Neville Robert Henderson, 50, of Mosgiel appeared yesterday before Judge Michael Crosbie for sentence. Henderson was sentenced in Timaru in December 2006 to four years' imprisonment on three charges of doing an indecent act on a 14-year-old girl and three charges of sexual violation. That sentence was later reduced by the Court of Appeal to three and a half years.
The court heard yesterday that the material was discovered when Henderson's computer was seized as part of the police investigation, and although all the images had been deleted, they had been resurrected from the hard drive. Defence counsel Wayne Van Vuuren said it was a case of curiosity killing the cat. While looking at mainstream adult sites, Henderson had come across other sites by way of pop ups. He had looked at images and then deleted them. The vast majority depicted bestiality and urination material and appeared to involve consenting adults.
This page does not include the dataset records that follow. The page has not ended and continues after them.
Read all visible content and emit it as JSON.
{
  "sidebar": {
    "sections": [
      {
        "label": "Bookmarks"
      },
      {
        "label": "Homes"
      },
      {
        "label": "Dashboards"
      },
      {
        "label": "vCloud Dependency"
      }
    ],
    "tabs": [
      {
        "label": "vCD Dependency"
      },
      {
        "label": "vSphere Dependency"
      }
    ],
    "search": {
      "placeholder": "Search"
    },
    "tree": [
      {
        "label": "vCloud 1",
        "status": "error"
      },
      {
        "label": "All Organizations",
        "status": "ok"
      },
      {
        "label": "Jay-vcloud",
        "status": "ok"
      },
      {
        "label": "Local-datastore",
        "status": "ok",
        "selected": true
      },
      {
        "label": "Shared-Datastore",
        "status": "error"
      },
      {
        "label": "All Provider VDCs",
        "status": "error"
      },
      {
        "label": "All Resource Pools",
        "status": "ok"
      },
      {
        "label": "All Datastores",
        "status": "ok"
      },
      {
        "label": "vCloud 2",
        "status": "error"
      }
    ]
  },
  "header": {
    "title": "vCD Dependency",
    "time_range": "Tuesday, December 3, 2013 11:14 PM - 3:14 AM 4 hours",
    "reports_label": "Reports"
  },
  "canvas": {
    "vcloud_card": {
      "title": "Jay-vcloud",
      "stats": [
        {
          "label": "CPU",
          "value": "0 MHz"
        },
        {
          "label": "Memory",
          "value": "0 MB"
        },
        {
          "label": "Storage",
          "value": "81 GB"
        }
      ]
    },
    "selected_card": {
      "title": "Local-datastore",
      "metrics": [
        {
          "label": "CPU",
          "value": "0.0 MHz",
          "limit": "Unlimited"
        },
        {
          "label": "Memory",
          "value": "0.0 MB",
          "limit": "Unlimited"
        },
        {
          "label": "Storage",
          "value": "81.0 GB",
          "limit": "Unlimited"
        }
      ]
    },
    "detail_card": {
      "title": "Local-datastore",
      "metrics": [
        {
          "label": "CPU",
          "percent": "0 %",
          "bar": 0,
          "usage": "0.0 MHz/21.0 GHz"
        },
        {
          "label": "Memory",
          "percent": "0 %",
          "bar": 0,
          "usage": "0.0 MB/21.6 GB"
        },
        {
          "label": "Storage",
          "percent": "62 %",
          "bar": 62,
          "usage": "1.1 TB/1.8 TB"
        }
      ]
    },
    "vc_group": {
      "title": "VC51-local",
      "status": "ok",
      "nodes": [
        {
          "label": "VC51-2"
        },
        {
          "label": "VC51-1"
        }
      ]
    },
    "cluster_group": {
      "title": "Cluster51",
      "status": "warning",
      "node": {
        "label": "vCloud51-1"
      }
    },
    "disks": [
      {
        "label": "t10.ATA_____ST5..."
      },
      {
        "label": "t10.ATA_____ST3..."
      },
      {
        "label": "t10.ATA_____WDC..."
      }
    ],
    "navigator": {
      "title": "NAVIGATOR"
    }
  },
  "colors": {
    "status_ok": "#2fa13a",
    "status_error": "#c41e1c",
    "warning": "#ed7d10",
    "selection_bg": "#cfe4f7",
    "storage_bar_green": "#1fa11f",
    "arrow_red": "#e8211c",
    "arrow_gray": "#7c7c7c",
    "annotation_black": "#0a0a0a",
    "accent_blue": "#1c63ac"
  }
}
"He thought he had got rid of them, he wasn't distributing them, wasn't printing them out to keep them for later." Mr Van Vuuren said that of the material found, only 10 images and three videos had been classified by the Office of Film and Literature Classification. He said the offending did not carry with it the hallmarks of a sexual predator or paedophile, and submitted Henderson would not have received a greater term of imprisonment if he had been sentenced on this charge at the same time as sentencing on the sexual offences.
For the Crown, Andrew McRae said Henderson had not just looked at the images as they came up on his screen, but had saved some of them on to the hard drive of the computer. "That's an important factor -- as opposed to if he has inadvertently seen pictures and not saved them -- there is a difference in culpability." Mr McRae submitted that the images that had been classified as objectionable were representative of the total content, and said this offending would have been treated as an aggravating feature at the time of sentencing on the sexual offending, and would have resulted in a longer term of imprisonment.
Judge Crosbie said that having viewed the images, Henderson made a conscious decision to retain them, by saving them to the hard drive of his computer. He accepted there was no evidence that Henderson had been involved in chat rooms or forwarding images or any type of file sharing. "This sentencing is sending a message to you and the wider community that the courts and society will not tolerate the viewing or trading of this type of material that exploits the innocent and encourages the use and/or trading of images of this type."